(If the Swan of Avon were living today and writing for a newspaper syndicate.)
How beautiful is spring! Especially spring here at home in Stratford-on-Avon. Spring, as someone has said, is the birth of the year. I have been working hard in London on some new plays for the Globe Theatre, and I just ran down to Stratford for a few days to see my father and the old friends here in the home town. Oh, if you young people who have stage ambitions will only remember to love your home town wherever it may be, and go back to it once in a while, you will spare yourself contact with so many of the temptations which beset those who rub elbows with the great world without.
I remember when we were rehearsing "Hamlet" up in London, a poor little fellow came to me and applied for the part of Second Grave Digger. He was very much discouraged at the way things were going, and he wished the part of Second Grave Digger so he could lie down and pull the grave in after him. By degrees, I got his story from him, and the great outstanding fact about it was that he had neglected to visit, every so often, his home town. Indeed, he couldn't remember where his home town was located, so I made him one out of scenery, and hung a sign on it, as we do at the Globe, a sign reading. "This is your home town." And he went there and reformed, and was perfectly happy.

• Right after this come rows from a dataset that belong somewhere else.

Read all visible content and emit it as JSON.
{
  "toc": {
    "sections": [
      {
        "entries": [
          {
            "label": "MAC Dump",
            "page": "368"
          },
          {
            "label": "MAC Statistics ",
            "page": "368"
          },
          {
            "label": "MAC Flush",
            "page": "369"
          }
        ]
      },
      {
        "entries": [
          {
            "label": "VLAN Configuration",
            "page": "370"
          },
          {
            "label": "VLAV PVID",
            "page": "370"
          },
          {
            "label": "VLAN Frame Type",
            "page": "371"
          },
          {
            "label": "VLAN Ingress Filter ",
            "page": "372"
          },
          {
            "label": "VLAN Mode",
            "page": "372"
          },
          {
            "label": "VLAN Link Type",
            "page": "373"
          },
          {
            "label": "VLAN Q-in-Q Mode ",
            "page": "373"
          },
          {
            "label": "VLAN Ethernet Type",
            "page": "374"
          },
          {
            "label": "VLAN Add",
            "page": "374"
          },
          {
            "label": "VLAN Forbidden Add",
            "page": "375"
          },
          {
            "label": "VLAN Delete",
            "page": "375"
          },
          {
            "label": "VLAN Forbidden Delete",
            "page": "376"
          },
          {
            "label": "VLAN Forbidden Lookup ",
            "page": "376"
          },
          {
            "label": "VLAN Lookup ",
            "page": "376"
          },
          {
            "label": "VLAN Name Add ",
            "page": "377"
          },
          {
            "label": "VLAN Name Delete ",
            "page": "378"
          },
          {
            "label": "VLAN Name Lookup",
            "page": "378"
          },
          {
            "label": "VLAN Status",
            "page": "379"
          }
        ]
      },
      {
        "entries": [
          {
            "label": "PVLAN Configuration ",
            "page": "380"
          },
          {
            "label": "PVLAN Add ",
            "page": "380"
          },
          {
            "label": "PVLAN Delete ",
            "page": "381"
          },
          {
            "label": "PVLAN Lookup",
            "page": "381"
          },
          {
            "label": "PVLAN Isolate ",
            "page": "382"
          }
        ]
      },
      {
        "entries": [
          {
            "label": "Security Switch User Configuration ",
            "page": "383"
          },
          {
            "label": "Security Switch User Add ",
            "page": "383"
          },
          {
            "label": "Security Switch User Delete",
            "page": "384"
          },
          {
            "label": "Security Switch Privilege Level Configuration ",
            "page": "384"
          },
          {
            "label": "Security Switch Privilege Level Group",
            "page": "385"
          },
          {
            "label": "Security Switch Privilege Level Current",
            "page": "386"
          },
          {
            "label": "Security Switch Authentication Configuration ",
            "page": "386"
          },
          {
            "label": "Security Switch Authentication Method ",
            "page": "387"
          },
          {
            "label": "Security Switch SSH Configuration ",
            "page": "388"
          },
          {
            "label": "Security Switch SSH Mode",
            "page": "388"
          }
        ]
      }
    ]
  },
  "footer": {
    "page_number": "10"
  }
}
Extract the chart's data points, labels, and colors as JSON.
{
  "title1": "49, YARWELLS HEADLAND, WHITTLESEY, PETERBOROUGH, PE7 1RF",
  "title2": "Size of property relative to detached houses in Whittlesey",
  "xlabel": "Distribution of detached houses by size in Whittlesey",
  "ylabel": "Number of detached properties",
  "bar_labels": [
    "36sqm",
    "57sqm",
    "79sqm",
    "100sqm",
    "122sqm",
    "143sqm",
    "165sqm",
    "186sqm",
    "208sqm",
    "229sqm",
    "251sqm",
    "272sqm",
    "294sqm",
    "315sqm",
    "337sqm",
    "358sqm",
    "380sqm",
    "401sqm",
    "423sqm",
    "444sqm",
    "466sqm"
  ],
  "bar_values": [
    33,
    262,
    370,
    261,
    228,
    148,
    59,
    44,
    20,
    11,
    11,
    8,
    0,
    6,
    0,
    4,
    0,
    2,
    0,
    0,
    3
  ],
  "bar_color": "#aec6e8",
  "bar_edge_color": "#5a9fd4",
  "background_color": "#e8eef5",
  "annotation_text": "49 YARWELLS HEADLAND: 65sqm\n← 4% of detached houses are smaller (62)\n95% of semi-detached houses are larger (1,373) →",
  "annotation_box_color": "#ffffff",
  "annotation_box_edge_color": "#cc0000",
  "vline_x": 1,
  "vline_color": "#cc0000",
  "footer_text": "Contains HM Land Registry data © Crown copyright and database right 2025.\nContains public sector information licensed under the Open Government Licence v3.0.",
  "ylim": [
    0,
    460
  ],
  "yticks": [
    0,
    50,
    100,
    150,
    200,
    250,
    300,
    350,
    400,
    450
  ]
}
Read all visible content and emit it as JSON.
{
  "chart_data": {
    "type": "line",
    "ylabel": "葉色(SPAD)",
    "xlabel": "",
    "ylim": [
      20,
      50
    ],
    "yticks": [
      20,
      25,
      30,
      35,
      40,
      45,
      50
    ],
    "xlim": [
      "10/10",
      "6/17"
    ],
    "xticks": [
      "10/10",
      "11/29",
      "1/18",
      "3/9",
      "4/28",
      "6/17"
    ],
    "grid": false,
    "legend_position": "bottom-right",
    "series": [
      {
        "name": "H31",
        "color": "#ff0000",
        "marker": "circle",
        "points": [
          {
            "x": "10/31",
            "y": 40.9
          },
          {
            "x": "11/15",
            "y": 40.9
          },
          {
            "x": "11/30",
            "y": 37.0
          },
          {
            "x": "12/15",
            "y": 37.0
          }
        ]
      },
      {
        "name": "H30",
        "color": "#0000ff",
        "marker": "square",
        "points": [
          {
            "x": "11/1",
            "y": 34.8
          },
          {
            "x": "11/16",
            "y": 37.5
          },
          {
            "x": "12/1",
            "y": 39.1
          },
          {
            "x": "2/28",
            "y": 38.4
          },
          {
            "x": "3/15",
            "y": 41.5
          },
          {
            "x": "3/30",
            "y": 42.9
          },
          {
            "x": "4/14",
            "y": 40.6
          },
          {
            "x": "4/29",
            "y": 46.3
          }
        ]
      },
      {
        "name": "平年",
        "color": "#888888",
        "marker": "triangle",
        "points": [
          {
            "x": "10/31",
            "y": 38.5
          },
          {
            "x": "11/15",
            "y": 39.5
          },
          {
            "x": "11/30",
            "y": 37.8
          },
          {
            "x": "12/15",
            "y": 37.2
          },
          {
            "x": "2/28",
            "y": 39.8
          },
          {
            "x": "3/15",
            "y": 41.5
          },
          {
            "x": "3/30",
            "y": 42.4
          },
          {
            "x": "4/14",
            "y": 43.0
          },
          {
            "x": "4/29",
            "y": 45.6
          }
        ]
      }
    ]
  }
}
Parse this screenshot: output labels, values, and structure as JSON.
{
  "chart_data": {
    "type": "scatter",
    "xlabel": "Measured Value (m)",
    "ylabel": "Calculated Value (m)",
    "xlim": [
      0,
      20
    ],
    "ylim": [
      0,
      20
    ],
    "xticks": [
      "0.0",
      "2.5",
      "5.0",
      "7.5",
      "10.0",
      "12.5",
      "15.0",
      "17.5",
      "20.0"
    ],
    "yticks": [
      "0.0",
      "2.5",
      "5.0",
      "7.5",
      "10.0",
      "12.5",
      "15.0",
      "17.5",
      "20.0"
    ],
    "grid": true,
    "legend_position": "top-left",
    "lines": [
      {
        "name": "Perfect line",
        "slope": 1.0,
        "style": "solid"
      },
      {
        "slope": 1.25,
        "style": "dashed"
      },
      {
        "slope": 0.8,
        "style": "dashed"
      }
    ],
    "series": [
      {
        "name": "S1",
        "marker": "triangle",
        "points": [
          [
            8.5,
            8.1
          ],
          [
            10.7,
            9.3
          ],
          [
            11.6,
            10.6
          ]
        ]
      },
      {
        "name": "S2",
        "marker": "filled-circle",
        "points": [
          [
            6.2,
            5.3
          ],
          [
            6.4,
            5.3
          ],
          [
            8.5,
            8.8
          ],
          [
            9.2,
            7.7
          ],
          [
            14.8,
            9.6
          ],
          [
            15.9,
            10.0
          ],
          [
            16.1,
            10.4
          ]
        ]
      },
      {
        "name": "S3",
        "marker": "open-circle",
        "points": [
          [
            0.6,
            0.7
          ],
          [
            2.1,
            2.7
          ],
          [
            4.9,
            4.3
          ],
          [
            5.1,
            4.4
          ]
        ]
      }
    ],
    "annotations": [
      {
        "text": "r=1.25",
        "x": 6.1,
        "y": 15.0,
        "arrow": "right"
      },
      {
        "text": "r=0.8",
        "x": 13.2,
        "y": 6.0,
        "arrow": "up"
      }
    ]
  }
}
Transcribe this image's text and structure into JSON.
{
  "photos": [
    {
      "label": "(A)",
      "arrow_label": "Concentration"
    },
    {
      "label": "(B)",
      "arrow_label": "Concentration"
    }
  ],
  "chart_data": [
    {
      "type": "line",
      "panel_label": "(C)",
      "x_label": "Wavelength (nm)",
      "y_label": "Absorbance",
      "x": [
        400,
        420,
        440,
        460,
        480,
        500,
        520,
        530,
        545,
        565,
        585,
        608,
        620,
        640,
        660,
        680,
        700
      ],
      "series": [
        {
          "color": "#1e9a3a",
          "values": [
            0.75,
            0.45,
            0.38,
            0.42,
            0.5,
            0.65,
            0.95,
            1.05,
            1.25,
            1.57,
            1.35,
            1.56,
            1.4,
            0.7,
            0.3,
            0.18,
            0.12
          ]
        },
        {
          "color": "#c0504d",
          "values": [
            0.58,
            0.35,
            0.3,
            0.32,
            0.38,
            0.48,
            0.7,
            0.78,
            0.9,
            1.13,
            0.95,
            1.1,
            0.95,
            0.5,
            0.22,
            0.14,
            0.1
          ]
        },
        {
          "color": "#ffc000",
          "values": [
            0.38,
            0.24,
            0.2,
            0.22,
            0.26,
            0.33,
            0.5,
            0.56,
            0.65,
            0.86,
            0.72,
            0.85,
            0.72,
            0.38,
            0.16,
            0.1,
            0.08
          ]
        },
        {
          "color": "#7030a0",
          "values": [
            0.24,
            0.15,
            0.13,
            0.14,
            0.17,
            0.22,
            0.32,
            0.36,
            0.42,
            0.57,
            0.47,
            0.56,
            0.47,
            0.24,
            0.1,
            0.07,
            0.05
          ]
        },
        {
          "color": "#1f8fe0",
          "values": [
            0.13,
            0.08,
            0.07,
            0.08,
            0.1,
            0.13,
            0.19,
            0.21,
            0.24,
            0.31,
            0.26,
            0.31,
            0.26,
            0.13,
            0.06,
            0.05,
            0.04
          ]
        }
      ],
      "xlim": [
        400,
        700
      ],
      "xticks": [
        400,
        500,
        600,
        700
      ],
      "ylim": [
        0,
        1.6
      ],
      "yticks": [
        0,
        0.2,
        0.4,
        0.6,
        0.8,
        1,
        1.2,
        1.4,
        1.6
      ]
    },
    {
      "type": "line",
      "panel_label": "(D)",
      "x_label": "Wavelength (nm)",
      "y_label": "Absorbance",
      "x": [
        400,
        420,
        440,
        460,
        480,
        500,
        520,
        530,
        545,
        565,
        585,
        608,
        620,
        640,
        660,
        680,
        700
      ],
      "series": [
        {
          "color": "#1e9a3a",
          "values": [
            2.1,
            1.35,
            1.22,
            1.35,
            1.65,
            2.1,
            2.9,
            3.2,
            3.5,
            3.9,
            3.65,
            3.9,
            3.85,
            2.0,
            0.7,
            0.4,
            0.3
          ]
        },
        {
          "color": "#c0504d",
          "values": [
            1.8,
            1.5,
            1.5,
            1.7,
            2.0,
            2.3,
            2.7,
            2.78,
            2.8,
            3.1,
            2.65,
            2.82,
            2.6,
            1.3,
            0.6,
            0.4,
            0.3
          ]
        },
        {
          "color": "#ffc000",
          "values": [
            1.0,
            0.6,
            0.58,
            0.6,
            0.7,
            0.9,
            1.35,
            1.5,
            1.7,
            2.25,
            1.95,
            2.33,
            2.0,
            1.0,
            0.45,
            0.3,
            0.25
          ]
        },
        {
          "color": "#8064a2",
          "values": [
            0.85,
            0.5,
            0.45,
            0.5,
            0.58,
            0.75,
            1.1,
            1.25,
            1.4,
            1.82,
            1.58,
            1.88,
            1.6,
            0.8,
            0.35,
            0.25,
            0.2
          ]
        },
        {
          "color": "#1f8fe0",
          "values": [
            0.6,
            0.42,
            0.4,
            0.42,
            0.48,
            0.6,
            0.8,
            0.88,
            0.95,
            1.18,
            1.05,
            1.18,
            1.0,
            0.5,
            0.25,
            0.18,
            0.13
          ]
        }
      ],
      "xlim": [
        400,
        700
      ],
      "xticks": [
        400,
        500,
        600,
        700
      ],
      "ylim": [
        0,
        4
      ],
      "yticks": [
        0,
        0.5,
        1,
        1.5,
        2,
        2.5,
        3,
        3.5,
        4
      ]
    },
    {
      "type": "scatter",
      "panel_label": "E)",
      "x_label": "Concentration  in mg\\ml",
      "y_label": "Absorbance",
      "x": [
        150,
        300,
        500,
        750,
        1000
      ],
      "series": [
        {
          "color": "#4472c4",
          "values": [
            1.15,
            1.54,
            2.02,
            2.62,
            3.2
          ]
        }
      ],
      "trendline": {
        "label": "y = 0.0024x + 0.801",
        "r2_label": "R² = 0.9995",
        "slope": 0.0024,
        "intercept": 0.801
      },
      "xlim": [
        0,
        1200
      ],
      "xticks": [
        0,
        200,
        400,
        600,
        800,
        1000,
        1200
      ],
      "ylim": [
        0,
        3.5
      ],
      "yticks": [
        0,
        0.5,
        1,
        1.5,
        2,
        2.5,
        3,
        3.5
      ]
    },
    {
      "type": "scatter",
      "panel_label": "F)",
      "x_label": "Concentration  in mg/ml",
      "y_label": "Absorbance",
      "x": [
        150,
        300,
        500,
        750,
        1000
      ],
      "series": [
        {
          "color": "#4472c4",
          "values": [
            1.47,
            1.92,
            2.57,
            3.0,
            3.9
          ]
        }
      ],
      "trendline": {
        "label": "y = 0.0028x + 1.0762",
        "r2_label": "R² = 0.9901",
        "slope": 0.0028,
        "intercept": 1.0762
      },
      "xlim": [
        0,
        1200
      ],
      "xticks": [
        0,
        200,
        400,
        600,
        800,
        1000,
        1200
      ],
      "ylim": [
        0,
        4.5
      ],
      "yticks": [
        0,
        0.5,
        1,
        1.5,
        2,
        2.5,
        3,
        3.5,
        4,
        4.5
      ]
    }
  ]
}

My father, when I told him the circumstances, said: "Oh Bill, isn't it lovely here at Stratford in the spring, with the trees all greening, the flowers peering forth under the old dry leaves in the woods and the river Avon tuning up for its song of summer. Bill, what do you say to strolling down to the Red Lion and splitting a bucket of sack?"
(Tomorrow I shall tell you how I got a horse for Richard the Third, if the make-up man doesn't leave it out.) --Leslie's Weekly.